The lattice Boltzmann method (LBM) employed in this paper models the microscopic behavior of a fluid by tracking the distribution function across a discrete lattice of points. In this context, M represents a 9 × 9 transformation matrix and is a diagonal relaxation matrix:

S = diag(τρ⁻¹,τe⁻¹,τξ⁻¹,τj⁻¹,τq⁻¹,τj⁻¹,τq⁻¹,τν⁻¹,τν⁻¹), physical quantities within the matrix for different relaxation times, τρ⁻¹ and τj⁻¹; to satisfy the conservation of mass and momentum one should take 1, τν-1 and τe-1 for determining kinematic and bulk viscosity; this paper selects τξ⁻¹ = 1.1, τq⁻¹ = 1.2; Sa′ is the force term in the velocity space. The LBM evolution equations satisfy the mass conservation, but a momentum error exists when an action force exists. Guo et al. [27] proposed a new action force format to eliminate errors.

Both sides of the evolution equation are multiplied by M to obtain the MRT-LB equation as Equation (13):

$${\mathrm{m}}^{\ast }=\mathrm{m}-\mathrm{S}\left(\mathrm{m}-{\mathrm{m}}^{\mathrm{e}\mathrm{q}}\right)+\mathrm{\Delta }\mathrm{t}\left(\mathrm{I}-{\displaystyle \frac{\mathrm{S}}{2}}\right) {\mathrm{S}}_{\mathrm{f}}$$

(13)

m* is the distribution function in the moment space after migration, and m and meq can be obtained by multiplying M by f and feq, respectively. I is the unit matrix, and Sf is the force term at the moment space.

The computational steps are to initialize the relaxation time and set the initial conditions, calculate m, m_eq, and S_f after collision and migration, and finally obtain the post-collision density function f by inverse operation.

2.3. Atmospheric Liquid Density Ratio CS-EOS Equation of State

To achieve larger gas–liquid density ratios and overcome the limitations of the original Shan–Chen model, Yuan et al. [28] enhanced the model’s performance by incorporating various non-ideal gas equations of the state into the pseudopotential framework. These include, for example, the van der Waals equation (vdw), Redlich–Kwong (R-K), Carnahan–Starling (C-S), and Peng–Robinson (P-R) equations. In this paper, the Carnahan–Starling equation of state (CS-EOS) is employed, and the non-ideal equation of state derived from the original Shan–Chen formulation is given by Equation (14):

$$\mathrm{p}=\mathrm{\rho }{\mathrm{c}}_{\mathrm{s}}^2+{\displaystyle \frac{\mathrm{g}}{2}}{\left[\mathrm{\phi }\left(\mathrm{\rho }\right)\right]}^2$$

(14)

where ρ represents the fluid density and φ(ρ) is a function of the effective density, and different EOS can be coupled by changing the expression of the effective density φ. The CS-EOS is given in Equation (15).

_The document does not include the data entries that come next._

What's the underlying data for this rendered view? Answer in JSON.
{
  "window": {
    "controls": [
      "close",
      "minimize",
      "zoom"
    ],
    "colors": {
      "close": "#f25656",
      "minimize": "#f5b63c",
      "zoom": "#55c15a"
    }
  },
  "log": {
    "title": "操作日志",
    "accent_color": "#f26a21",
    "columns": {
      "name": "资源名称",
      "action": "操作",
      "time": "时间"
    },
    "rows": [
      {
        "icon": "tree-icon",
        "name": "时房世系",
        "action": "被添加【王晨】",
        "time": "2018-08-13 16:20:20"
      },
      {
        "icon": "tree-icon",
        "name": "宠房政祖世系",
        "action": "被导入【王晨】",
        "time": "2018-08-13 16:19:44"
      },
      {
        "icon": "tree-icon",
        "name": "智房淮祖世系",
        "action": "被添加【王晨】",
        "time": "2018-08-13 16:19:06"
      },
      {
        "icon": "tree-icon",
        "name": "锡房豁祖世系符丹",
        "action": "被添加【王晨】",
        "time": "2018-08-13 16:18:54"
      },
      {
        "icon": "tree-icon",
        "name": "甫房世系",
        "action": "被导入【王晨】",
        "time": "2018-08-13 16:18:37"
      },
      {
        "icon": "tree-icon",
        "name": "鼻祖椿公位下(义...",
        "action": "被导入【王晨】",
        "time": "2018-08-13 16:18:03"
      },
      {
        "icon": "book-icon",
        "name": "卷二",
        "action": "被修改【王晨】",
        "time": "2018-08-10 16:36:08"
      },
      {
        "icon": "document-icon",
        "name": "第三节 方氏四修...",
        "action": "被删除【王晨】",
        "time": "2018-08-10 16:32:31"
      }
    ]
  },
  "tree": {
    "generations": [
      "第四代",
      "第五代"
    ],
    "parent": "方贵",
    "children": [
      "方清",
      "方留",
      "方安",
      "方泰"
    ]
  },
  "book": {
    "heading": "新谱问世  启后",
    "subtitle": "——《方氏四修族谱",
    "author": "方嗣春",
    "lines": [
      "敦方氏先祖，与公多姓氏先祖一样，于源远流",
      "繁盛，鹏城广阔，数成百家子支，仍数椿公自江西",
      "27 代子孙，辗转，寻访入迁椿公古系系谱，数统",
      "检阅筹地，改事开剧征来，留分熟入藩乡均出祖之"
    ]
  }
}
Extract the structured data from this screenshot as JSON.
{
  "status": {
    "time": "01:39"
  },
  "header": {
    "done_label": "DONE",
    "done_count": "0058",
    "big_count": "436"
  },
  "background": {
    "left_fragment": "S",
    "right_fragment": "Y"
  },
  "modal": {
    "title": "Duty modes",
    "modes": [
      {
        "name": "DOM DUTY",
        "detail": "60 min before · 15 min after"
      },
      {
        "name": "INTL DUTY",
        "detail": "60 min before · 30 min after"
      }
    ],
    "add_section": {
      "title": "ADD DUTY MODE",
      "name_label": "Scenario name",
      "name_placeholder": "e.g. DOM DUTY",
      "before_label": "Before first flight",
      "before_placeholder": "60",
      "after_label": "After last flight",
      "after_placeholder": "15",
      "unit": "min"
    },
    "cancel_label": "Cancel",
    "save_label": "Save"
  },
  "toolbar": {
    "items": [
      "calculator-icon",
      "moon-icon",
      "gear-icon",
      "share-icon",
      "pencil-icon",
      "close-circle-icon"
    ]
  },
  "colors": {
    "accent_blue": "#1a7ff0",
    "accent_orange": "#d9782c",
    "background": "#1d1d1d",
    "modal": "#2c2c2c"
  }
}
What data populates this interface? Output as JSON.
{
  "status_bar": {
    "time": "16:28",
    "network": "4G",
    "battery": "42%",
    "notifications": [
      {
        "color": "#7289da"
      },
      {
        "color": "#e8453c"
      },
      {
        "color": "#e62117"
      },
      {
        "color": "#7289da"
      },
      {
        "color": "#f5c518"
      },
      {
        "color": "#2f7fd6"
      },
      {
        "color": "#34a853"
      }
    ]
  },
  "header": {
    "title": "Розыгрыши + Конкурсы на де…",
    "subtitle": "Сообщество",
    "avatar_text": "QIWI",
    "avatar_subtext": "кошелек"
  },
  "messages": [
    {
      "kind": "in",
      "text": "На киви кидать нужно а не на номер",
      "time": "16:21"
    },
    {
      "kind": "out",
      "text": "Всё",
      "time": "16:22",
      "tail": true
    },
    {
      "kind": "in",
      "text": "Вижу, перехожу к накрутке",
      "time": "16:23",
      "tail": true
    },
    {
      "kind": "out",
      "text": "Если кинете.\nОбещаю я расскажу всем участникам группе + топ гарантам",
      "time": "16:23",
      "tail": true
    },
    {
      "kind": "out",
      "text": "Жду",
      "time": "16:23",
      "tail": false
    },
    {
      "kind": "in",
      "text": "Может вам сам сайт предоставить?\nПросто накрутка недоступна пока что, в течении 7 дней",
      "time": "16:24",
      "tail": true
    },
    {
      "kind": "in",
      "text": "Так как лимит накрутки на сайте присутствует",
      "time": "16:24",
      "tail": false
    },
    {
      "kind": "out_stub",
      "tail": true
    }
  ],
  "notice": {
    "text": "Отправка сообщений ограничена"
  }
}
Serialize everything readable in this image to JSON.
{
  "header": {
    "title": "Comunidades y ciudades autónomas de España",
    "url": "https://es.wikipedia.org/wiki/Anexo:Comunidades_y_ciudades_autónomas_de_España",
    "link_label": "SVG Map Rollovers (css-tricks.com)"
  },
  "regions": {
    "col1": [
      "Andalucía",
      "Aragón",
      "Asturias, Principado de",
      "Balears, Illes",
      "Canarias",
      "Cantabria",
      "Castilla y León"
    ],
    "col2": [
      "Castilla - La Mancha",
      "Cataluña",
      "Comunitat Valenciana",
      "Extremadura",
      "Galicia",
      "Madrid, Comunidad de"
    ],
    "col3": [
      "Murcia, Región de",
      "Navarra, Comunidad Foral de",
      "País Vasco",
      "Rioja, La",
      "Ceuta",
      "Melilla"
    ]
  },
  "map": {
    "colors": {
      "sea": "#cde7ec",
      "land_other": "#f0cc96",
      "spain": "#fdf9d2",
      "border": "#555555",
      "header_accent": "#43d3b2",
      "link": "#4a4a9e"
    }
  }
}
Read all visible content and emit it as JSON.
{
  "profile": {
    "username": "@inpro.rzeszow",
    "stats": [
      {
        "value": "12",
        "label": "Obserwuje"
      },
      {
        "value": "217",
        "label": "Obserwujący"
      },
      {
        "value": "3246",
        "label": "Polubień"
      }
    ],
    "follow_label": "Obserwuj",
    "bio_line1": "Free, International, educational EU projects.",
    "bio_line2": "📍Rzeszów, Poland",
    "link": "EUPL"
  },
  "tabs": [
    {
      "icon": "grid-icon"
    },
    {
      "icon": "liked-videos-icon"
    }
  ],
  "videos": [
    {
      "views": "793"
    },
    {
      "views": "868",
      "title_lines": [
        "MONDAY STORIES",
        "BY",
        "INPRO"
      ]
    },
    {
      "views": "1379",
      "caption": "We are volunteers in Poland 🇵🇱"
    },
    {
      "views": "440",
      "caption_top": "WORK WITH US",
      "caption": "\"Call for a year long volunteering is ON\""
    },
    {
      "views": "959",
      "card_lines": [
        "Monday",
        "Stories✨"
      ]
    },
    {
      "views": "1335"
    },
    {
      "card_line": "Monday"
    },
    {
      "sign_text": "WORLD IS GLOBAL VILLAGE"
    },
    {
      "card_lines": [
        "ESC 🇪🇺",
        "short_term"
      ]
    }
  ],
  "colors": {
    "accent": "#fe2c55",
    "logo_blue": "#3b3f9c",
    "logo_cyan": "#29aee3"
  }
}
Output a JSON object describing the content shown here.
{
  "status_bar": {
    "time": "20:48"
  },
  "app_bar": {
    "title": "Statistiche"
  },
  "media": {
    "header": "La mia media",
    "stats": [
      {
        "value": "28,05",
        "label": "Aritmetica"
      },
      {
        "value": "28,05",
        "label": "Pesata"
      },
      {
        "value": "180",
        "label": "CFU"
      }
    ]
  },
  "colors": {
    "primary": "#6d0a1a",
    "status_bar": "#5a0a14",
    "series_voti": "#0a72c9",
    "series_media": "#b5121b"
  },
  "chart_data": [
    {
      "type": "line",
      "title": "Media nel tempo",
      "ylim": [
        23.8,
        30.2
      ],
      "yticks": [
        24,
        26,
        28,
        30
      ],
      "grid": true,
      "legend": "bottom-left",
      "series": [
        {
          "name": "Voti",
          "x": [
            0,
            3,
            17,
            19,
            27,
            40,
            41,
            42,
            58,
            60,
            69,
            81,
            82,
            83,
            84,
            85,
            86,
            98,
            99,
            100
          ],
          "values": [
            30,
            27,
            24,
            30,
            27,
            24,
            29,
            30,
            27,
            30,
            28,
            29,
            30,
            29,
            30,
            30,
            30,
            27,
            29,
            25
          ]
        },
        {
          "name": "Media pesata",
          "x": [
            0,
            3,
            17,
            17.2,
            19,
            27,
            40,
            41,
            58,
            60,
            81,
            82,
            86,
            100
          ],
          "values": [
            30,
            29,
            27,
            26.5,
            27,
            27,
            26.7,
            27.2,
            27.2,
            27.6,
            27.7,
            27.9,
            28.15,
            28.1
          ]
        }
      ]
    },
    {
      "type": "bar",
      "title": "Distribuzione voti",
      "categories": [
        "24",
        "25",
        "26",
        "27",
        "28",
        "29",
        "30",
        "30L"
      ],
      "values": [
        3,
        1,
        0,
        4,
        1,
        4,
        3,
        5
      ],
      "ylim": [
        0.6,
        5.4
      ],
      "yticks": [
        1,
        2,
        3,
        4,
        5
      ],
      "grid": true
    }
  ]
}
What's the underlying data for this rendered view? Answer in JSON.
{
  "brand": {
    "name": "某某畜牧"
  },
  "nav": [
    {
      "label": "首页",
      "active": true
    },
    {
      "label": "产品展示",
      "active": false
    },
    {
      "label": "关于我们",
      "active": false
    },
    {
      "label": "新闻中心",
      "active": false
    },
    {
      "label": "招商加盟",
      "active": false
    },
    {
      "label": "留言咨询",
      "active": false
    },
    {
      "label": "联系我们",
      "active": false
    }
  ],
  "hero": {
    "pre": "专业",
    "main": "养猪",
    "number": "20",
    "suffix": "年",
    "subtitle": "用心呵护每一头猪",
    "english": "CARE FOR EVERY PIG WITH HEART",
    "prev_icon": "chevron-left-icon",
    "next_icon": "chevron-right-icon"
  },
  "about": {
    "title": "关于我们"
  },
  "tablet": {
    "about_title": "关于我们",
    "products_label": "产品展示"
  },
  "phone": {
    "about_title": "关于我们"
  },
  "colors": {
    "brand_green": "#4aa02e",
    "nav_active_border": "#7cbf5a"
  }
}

$${\mathrm{p}}_{\mathrm{E}\mathrm{O}\mathrm{S}}=\mathrm{\rho }\mathrm{R}\mathrm{T}{\displaystyle \frac{1+\frac{\mathrm{b}\mathrm{\rho }}{4}+{\left(\frac{\mathrm{b}\mathrm{\rho }}{4}\right)}^2-{\left(\frac{\mathrm{b}\mathrm{\rho }}{4}\right)}^3}{{\left(1-\frac{\mathrm{b}\mathrm{\rho }}{4}\right)}^3}}-\mathrm{a}{\mathrm{\rho }}^2$$

(15)

The Equation (15) parameters are set as a = 1, b = 4, and R = 1. Gas–liquid separation occurs when the temperature is below the critical temperature, enabling phase coexistence at the same temperature. By lowering the temperature, the model’s density ratio can be improved. However, the original Guo formulation is unsuitable for calculations at temperatures lower than 0.8TC due to numerical stability issues. This limitation was addressed by Li et al. [29], who introduced the parameter ε into the model to achieve thermodynamic consistency and allow for the calculation of the atmospheric liquid density ratio under the Guo format. This modification was later extended to the MRT format [30].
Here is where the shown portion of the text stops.